Show that a median of a triangle divides it into two triangles of equal area.

Answer 1

Hint: To prove, we draw a median to the given triangle. We use the definition of median. Then we’ll have two triangles with a common vertex and bases of equal length. Find the area of one triangle and show it is equal to the other.

Complete Step-by-Step solution:

Let ABC be a triangle.
Let AD be one of its medians.

∆ABD and ∆ADC have the vertex A in common.

Hence, the bases BD and DC are equal (as AD is the median).

Now, draw a line AE perpendicular to BC, AE ⊥ BC.
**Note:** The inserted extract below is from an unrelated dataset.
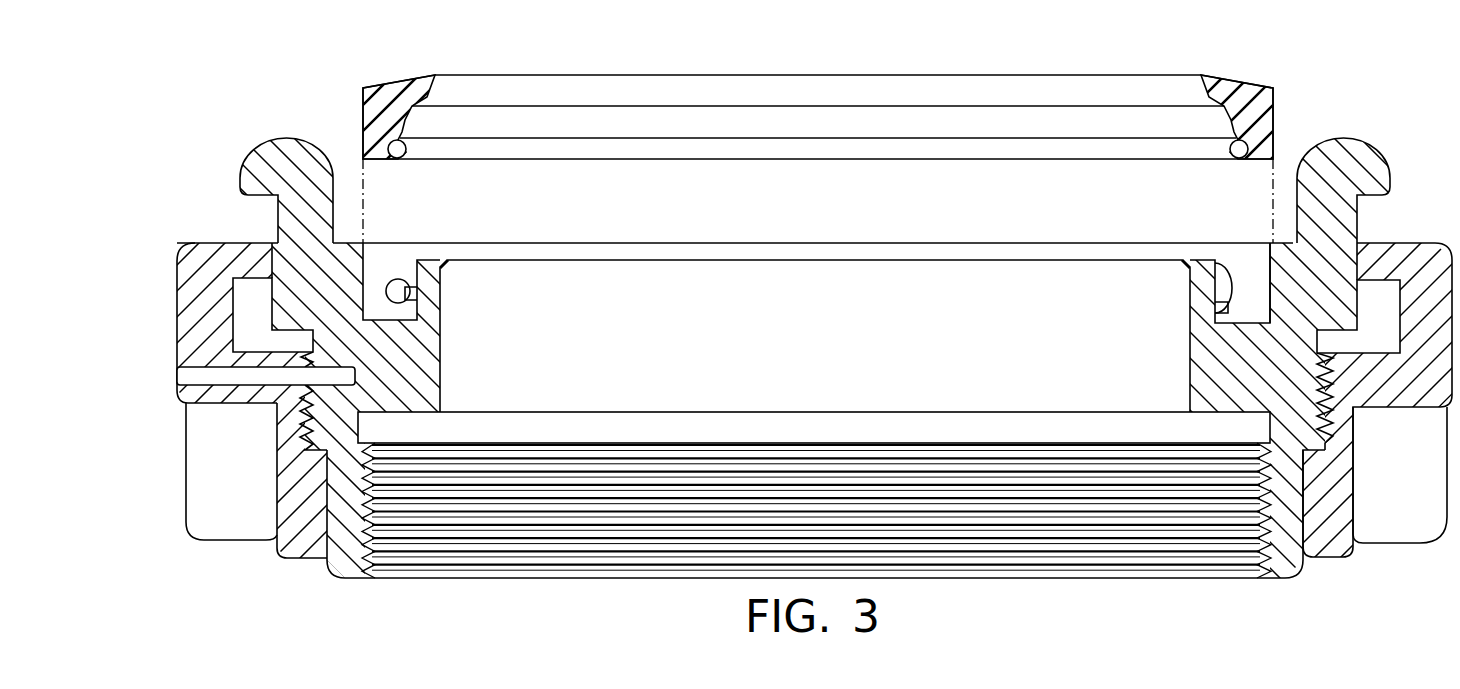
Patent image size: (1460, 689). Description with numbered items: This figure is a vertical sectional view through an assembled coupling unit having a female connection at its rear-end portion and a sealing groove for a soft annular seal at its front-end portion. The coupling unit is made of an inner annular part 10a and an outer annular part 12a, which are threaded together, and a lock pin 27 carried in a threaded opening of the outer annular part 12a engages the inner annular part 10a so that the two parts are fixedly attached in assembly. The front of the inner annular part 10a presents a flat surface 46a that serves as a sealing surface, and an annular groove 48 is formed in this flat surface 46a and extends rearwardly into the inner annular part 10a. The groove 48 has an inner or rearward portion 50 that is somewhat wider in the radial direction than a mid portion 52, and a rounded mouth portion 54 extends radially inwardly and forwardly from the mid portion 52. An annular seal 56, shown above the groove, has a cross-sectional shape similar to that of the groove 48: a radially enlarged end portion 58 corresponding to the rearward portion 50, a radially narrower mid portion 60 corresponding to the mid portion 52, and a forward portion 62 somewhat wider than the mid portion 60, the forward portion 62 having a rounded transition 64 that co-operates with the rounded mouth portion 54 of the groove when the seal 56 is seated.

We know the area of a triangle with base b and height h is = $\dfrac{1}{2} \times {\text{b}} \times {\text{h}}$

Now area of triangle ∆ABD = $\dfrac{1}{2} \times {\text{base}}$× altitude of ∆ABD
                                           = $\dfrac{1}{2} \times {\text{BD}} \times {\text{AE}}$
                                 = $\dfrac{1}{2} \times {\text{DC}} \times {\text{AE}}$ --- (Since BD = DC)

But DC and AE are the base and altitude of ∆ACD respectively.

Area of ∆ACD = $\dfrac{1}{2}$× base DC × altitude of ∆ACD
                           = $\dfrac{1}{2} \times {\text{DC}} \times {\text{AE}}$

Hence, area of (∆ABD) = area of (∆ACD)
Hence the median of a triangle divides it into two triangles of equal areas.

Note – The key in such problems is to draw a figure and include a median in it. This makes the figure into two triangles with a common vertex and equal bases.
Finding the area of one triangle and using the condition of equal bases gives us the proof.
(In geometry, a median of a triangle is a line segment joining a vertex to the midpoint of the opposite side, thus bisecting that side.)